Aucun de ceux-ci n’a été exécuté immédiatement. En quelques semaines, j’ai progressivement mis en place les pratiques de Clubier, une à la fois. Il n’était pas révolutionnaire de s’asseoir avec le dernier roman d’Alan Bradley (“Chaque fois que je suis un peu bleu je pense au cyanure, qui reflète parfaitement mon humeur.” – Flavia), ni le monde après la première entrée sur le Brag Planche. Le graphique de corvée n’a pas résolu la crise et n’a pas rattrapé les courriels.

Mais tous ensemble, pendant des semaines, faisant le travail, petit à petit, creusant profondément pour la diligence et la grâce et les meilleures pratiques, le Pot au Noir a reculé.
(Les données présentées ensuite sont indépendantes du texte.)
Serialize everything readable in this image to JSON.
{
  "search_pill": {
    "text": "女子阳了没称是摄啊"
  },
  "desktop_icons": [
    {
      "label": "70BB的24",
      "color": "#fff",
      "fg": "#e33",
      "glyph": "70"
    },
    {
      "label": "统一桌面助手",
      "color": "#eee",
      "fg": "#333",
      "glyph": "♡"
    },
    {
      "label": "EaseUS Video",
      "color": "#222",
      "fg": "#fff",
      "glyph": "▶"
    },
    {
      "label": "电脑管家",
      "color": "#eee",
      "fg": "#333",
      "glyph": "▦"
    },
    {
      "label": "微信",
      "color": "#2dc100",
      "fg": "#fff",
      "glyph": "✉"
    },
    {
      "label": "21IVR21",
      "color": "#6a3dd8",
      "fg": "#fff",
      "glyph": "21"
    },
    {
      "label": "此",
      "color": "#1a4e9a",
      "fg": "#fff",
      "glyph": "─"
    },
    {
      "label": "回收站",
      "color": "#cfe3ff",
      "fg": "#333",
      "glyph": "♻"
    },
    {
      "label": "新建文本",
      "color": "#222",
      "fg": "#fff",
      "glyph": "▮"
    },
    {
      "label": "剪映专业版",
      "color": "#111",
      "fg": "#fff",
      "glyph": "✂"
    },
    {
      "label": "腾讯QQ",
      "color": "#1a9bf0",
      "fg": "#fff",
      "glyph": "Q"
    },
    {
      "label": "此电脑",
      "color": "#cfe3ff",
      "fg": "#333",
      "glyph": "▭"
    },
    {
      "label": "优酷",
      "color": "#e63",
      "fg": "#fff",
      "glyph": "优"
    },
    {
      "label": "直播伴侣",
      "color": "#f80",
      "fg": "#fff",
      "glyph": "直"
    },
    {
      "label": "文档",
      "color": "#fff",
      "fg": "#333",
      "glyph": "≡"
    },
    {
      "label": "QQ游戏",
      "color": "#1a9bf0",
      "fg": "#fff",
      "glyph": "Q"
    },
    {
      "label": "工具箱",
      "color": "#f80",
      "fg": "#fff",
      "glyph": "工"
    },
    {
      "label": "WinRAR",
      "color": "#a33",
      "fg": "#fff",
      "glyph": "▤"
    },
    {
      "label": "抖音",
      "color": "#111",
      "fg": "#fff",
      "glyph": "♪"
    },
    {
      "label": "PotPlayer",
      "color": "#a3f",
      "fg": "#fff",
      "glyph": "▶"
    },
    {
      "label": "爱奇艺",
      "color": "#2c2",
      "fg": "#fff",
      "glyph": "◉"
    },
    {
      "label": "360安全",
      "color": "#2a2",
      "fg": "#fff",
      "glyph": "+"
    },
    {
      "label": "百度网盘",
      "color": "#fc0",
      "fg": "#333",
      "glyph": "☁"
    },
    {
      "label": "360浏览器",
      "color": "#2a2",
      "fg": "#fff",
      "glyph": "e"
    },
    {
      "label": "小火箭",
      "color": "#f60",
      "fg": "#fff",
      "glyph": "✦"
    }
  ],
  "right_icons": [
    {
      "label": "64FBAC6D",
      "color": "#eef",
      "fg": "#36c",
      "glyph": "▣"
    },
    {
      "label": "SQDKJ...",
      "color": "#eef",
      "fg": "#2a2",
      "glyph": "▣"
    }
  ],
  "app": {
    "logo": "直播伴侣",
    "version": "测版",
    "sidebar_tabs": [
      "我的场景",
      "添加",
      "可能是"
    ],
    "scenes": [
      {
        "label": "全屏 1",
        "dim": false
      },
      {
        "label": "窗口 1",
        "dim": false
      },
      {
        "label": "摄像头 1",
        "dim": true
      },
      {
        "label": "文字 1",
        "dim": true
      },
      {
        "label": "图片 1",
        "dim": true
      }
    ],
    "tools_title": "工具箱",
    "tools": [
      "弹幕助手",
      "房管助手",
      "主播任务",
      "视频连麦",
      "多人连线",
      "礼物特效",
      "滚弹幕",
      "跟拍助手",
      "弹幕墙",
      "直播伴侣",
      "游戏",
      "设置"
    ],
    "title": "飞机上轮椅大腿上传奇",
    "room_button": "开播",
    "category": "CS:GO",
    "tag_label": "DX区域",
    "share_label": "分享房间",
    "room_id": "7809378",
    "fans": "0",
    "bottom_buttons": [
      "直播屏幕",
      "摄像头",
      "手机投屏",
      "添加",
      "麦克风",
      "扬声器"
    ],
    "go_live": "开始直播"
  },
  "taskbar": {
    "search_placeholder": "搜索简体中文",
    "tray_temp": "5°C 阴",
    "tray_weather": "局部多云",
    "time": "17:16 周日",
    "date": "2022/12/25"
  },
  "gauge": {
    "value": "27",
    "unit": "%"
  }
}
Ces mesures nous rendent Cluby et tout, parce que nous cessons de succomber au désordre et à la honte. Ce n’est pas un travail de fantaisie ou rapide, malheureusement, mais c’est efficace.

Si vous vous sentez coincé aujourd’hui, puis-je suggérer d’aborder le Pot au Noir d’une manière raisonnable, un petit élément à la fois? Seuls, aucun n’est monumental, mais ensemble, ils déposent de petits pavés dans la fange, forçant un chemin vers le club, de retour à la vitalité.

Note de l’auteur: Cet essai ne s’applique pas aux traumatismes graves ou à la dépression. Le Pot au Noir est un funk, pas une crise grave. Parfois, nous avons besoin d’une thérapie, d’une intervention et éventuellement de médicaments, et les pratiques que je décris sont inadéquates.